In recent years, there has been a global flurry of guidance introduced to shape how the financial services industry can protect against digital threats many of which name technology escrow as a proportional solution for consideration One such example is the Bank of England’s (BoE) review of Financial Market Infrastructure (FMI) outsourcing and third-party risk management, first launched in 2019, affecting payment systems, central securities depositories, and central counterparties.
The BoE has now published new regulations that look to carry on the work started in SS2/21. It aims to mitigate the "non-cyber" related risks associated in the use of technology: Supplier failure, service deterioration and concentration risk. Essentially, the move is aimed at improving digital and operational resilience across the financial industry, and has introduced a series of measures that affected organisations will need to comply with, within a twelve-month deadline.
What does the new regulatory framework on FMI outsourcing and third-party risk management set out?
The framework sets out requirements for organisations to take measures to protect their processes and data. These are intended to facilitate greater resilience and adoption of the cloud and other new technologies. The decision complements its requirements in relation to third-party risk management in other parts of the financial services industry and marks a global trend towards the greater regulation of the sector’s outsourcing practices.
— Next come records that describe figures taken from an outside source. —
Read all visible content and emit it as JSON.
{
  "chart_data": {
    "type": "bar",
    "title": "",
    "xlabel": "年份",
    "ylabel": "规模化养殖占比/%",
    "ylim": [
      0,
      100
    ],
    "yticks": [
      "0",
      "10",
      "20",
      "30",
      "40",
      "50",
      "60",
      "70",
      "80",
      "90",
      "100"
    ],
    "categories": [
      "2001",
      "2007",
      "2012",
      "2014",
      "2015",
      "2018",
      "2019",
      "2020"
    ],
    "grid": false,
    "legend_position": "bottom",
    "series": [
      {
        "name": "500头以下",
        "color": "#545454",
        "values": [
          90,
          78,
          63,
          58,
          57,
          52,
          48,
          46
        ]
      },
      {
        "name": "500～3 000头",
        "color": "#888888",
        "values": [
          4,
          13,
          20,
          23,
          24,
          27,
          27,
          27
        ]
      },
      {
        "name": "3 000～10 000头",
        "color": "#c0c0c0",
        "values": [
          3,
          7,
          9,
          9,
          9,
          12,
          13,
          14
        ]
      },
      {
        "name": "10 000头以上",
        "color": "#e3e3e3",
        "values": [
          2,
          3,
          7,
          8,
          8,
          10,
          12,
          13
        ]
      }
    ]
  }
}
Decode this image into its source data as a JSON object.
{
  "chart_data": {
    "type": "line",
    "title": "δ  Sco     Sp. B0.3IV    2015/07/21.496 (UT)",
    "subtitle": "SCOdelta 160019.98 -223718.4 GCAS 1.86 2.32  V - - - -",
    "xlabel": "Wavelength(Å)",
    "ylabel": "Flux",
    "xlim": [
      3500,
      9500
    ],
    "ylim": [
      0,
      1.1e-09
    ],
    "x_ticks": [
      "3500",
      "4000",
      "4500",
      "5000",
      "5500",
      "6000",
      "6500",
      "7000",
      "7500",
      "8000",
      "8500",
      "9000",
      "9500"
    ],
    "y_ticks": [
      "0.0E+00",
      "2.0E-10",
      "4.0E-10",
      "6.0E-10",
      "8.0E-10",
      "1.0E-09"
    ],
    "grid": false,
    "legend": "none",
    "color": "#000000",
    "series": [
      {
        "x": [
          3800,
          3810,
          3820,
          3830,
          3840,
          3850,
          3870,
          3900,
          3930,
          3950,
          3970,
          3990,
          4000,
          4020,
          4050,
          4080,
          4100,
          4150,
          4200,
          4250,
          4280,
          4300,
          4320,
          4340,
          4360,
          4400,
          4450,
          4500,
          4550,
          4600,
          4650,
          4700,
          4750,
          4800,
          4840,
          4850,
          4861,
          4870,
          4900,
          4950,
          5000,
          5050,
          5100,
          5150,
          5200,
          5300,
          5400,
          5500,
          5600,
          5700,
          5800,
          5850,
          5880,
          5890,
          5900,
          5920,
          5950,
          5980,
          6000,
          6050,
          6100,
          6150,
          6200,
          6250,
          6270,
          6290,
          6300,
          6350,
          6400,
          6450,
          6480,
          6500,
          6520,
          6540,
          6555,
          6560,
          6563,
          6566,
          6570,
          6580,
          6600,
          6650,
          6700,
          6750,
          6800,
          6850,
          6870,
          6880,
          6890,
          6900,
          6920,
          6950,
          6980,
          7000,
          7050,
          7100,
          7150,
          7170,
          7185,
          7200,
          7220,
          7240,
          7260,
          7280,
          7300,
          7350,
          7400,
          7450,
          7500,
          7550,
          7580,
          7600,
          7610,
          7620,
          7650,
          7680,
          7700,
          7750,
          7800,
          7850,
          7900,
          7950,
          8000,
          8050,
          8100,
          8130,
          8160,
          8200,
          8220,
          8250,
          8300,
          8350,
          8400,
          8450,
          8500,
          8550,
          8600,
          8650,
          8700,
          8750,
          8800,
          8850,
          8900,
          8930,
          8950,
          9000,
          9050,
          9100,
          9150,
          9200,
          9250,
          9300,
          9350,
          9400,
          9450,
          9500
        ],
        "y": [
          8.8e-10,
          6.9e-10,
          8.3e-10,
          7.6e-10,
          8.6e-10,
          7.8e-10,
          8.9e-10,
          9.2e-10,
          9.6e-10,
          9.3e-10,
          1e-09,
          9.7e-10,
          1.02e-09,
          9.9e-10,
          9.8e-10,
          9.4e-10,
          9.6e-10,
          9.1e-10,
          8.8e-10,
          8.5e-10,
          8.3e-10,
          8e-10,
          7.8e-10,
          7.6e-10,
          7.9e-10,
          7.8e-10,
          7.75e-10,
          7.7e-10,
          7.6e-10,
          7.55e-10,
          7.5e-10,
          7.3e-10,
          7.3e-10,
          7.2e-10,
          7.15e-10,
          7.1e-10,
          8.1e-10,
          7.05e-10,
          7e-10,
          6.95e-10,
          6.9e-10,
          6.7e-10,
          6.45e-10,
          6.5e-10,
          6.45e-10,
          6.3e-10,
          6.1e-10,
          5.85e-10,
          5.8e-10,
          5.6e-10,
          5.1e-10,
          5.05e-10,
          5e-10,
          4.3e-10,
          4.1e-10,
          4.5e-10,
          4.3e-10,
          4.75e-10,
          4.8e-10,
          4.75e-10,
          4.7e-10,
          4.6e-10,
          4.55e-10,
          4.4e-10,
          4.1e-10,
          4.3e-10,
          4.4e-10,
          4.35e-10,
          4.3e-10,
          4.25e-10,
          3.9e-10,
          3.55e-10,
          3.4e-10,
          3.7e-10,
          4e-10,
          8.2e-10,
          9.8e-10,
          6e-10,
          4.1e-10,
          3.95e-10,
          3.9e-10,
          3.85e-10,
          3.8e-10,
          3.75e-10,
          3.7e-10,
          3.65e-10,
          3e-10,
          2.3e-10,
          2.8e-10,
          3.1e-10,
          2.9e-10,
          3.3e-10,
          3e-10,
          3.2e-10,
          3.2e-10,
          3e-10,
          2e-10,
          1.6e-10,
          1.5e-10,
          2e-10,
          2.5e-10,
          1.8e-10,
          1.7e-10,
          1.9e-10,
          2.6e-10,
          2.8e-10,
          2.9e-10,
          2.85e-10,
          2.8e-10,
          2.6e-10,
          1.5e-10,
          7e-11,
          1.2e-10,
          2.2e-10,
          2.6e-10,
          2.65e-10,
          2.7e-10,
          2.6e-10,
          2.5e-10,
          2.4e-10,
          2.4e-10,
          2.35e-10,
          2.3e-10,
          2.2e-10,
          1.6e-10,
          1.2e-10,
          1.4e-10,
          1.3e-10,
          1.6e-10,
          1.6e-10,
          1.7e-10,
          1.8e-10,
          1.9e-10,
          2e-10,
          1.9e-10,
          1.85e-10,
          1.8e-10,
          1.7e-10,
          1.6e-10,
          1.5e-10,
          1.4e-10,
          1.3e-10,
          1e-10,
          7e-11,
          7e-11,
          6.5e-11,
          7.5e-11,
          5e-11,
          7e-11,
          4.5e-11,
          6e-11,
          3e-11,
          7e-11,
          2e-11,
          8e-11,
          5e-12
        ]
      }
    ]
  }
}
The supervisory statements seek to ensure that firms have robust risk management frameworks in place for managing their relationships with third-party providers. It will have a significant industry-wide impact as FMIs are encouraged to review their third-party software portfolio. Firms will need to identify business critical services, and test software for potential risks using risk assessment tools or through an independent specialist.
Why are the new supervisory statements significant?
Critically, the new regulatory framework recognises the role third-party service providers play in the financial system by providing core services such as payment processing, clearing and settlement. Given the complexity of these services and the level of interconnectivity in the financial system, a failure in any single component would have significant impact throughout the entire ecosystem. For organisations in the financial sector, the BoE’s recommendations highlight the need to prioritise business resilience and ensure that organisations and service providers have plans in place for managing third-party relationships.
The supervisory statements stipulate that firms will need to maintain an up-to-date register of outsourcing relationships, distinguishing between those that are high risk and those that are not. Areas of the organisation that are business critical must be protected. NCC Group Software Resilience has engaged with the review throughout, supporting BoE to determine avenues of action businesses can take to protect themselves in the event of a disruption, by creating demonstrably successful stressed exit plans.
Why are escrow agreements key to resilience?
BoE identified escrow agreements for active consideration as part of an organisation’s stressed exit planning. This plan allows for the smooth transition to an alternative provider for the continuity of business services. Such agreements allow third parties to hold software code or data on behalf of the organisations involved, and these agreements have become increasingly important as businesses rely on software and technology on their operations.
Demonstrably successful stressed exit plans are required to ensure true business continuity. Without this, organisations will face regulatory repercussions. Software and technology escrow solutions offer legal and technical assurance to allow firms to adopt, innovate and manage third-party technologies with confidence. Naming escrow as a viable solution within regulations is a strong step forward in building industry-wide digital resilience – one which NCC Group Software Resilience has been championing for years.
What should organisations do now?
As encouraged by the guidance, FMIs must take an increasingly proactive and holistic approach to digital resilience. Organisations affected by the BoE’s regulations must also act quickly to meet the tight twelve-month deadline.
Formulating stressed exit plans will now be an essential step FMIs must take to adhere to the guidance. This will involve reviewing contracts with third-party providers, testing all software, and developing a digital strategy that includes a risk management framework for third-party relationships. As part of this, escrow agreements will become increasingly essential for organisations in the industry, ensuring they have access to critical software and data in the event of business disruption – which is often beyond control or prediction in our increasingly interconnected world.